I have discovered that there comes a point in time in ones’
life (my life) that acceptance needs to be implemented. I have tolerated more than my fair share of
heartache and pain, of both the physical and emotional variety. I have
constructed every last bit on my own and I have emphatically decided that it is
time I stand up for myself, accept what has been done and create a new life,
walk down an out of the way trail with my head high, devising a new plan of
attack, in a manner of speaking, abandoning all that has been, looking forward
to what is yet to be. I must admit that
I am intimidated by such thought provoking notions, that perhaps I just may get
ALL that my HEART desires (and really it isn’t much). I’ve been trying to balance the beam alone
for so long that I’ve forgotten there are others’ willing to make the ride less
daunting.

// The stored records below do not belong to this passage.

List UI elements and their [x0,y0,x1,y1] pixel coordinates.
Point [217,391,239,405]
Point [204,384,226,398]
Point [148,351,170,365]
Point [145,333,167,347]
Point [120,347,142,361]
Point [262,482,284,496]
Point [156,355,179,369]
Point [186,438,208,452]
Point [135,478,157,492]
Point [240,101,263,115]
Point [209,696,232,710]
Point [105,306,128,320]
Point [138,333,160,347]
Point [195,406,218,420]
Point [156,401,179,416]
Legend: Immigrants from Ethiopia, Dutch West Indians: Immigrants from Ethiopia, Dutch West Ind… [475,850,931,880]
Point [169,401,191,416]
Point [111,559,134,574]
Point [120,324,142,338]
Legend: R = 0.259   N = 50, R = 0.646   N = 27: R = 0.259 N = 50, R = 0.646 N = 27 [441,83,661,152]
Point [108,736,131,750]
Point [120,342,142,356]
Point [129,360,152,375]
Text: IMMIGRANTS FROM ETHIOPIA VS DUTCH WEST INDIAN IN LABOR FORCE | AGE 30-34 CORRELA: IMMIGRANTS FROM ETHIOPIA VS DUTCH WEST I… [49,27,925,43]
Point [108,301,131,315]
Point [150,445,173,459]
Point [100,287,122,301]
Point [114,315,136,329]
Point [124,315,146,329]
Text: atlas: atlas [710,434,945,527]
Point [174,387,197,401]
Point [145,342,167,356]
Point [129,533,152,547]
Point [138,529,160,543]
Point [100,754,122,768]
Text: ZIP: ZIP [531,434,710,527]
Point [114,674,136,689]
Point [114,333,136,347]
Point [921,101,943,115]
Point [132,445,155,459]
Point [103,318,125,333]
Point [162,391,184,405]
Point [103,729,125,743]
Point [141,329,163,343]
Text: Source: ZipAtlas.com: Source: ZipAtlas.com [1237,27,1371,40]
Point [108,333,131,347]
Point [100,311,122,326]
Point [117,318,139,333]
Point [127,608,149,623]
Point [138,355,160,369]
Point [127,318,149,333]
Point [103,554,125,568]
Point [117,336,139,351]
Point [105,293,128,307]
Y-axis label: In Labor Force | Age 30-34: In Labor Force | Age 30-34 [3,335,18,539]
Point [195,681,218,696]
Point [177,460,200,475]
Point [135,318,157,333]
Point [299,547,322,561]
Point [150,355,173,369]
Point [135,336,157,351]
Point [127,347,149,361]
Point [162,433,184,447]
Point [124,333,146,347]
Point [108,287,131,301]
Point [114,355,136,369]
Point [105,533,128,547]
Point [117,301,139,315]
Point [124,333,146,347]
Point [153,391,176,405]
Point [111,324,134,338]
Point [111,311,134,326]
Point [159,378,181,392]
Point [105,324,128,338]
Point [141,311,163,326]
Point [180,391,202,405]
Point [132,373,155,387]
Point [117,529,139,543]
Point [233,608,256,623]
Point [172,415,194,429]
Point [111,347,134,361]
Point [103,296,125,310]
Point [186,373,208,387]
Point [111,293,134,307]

I know what it is that should
be done, however; the realization that I may in turn be ‘HAPPY’ scares me even
more so than I assume it should. It’s a
never ending task I’ve set before myself, and I know that some days are going
to be worse than others’ and that it takes time to heal ALL wounds. I am willing at this very moment to take all
of that clutter out of the closet, stuff it in bags and toss them for good. I
can’t say whether or not something somewhere may or may not crop up, yet I am
still willing. WHEWWWW!!! Here we go! Wish me LUCK!